Right in this nation’s path must stand the peace which will conclude this war. If the Teutons win decisively, that peace will be signed in London or in Paris. Then America’s opinion will not be asked. Shall it be expressed? If that day comes, that grave decision must be made, and it will determine the future of the United States. Either we shall remain a people whose ideals of liberty, of culture, and of life prove that we are indissolubly bound to the English-speaking nations of the earth, working in our individual American fashion at the vast common task of Anglo-Saxon civilization, or we must live on in isolation, striving intensively to maintain our ideals, but never spreading them beyond our borders. Then, though we keep our own lamp burning, we must watch the lights of the Anglo-Saxon world go out, one by one, along the seven seas. There stand the alternatives. Are we prepared to face them?

If the Allies write the treaty of peace in Berlin, another problem rises in its place. Shall we acquiesce, though the mounting passion of triumphant nations force a peace more cruel than the war? Shall we watch in silence the barriers of liberalism razed before the advance of Russia’s autocracy? Or shall we find means to make our influence felt on the side of wisdom and of moderation? Shall the only great peaceful power in the world help to make peace effectual? There is another choice. Are we prepared to face it?

Again, the war may not be decisive. Famine and penury may be the only victors.
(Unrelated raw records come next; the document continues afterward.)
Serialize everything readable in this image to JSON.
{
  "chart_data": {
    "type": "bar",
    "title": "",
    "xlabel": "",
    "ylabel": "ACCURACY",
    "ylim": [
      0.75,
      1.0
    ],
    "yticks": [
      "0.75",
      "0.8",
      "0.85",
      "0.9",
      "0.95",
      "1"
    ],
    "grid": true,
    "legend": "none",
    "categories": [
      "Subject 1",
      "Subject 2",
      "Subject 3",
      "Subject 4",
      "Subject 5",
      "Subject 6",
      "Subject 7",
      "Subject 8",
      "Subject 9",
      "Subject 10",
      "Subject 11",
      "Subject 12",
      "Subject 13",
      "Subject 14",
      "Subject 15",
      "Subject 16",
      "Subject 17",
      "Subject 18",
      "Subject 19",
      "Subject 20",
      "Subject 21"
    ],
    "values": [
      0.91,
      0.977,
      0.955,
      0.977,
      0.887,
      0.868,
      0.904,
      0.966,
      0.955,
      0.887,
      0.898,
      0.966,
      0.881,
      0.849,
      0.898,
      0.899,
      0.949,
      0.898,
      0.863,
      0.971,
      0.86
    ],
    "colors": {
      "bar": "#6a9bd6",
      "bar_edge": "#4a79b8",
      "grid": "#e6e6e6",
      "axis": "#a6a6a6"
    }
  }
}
Then may not the treaty be the Peace of Washington? Shall not we, then, with malice toward none, so frame our powerful advice that a treaty may result conceived in the spirit — we might almost say dedicated to the memory — of Lincoln ? These are the questions which destiny soon may ask. What shall our answer be?

Great nations are built on great ideas. Rome meant Law. England has meant Liberty. The high significance of Germany is Efficiency. Equal Justice and Opportunity to each is still the vision of America. Cannot that vision, which more than once in our history has seemed so near fulfillment, be steadfastly brought to pass? May we not see a generation trained to serve the state and paid in honor for that service? May not our national conscription be not for military but for industrial service, the service of a year, perhaps, when common toil shall teach the rich the cost of labor and make the poor man wise in the economic law; when each for each shall learn democracy? Cannot we finally decide that the flag shall not follow commerce to embroil us with our neighbors, and that capital which seeks high returns beyond our borders takes its own risk? Cannot we hope that national seriousness will increase as national egoism grows beautifully less? Is it not possible to shift the scale of values and let honor and respect wait only upon achievement and character? Little by little, then, shall we renew our faith in democracy. Little by little, shall we help once more to build the civilization of the world.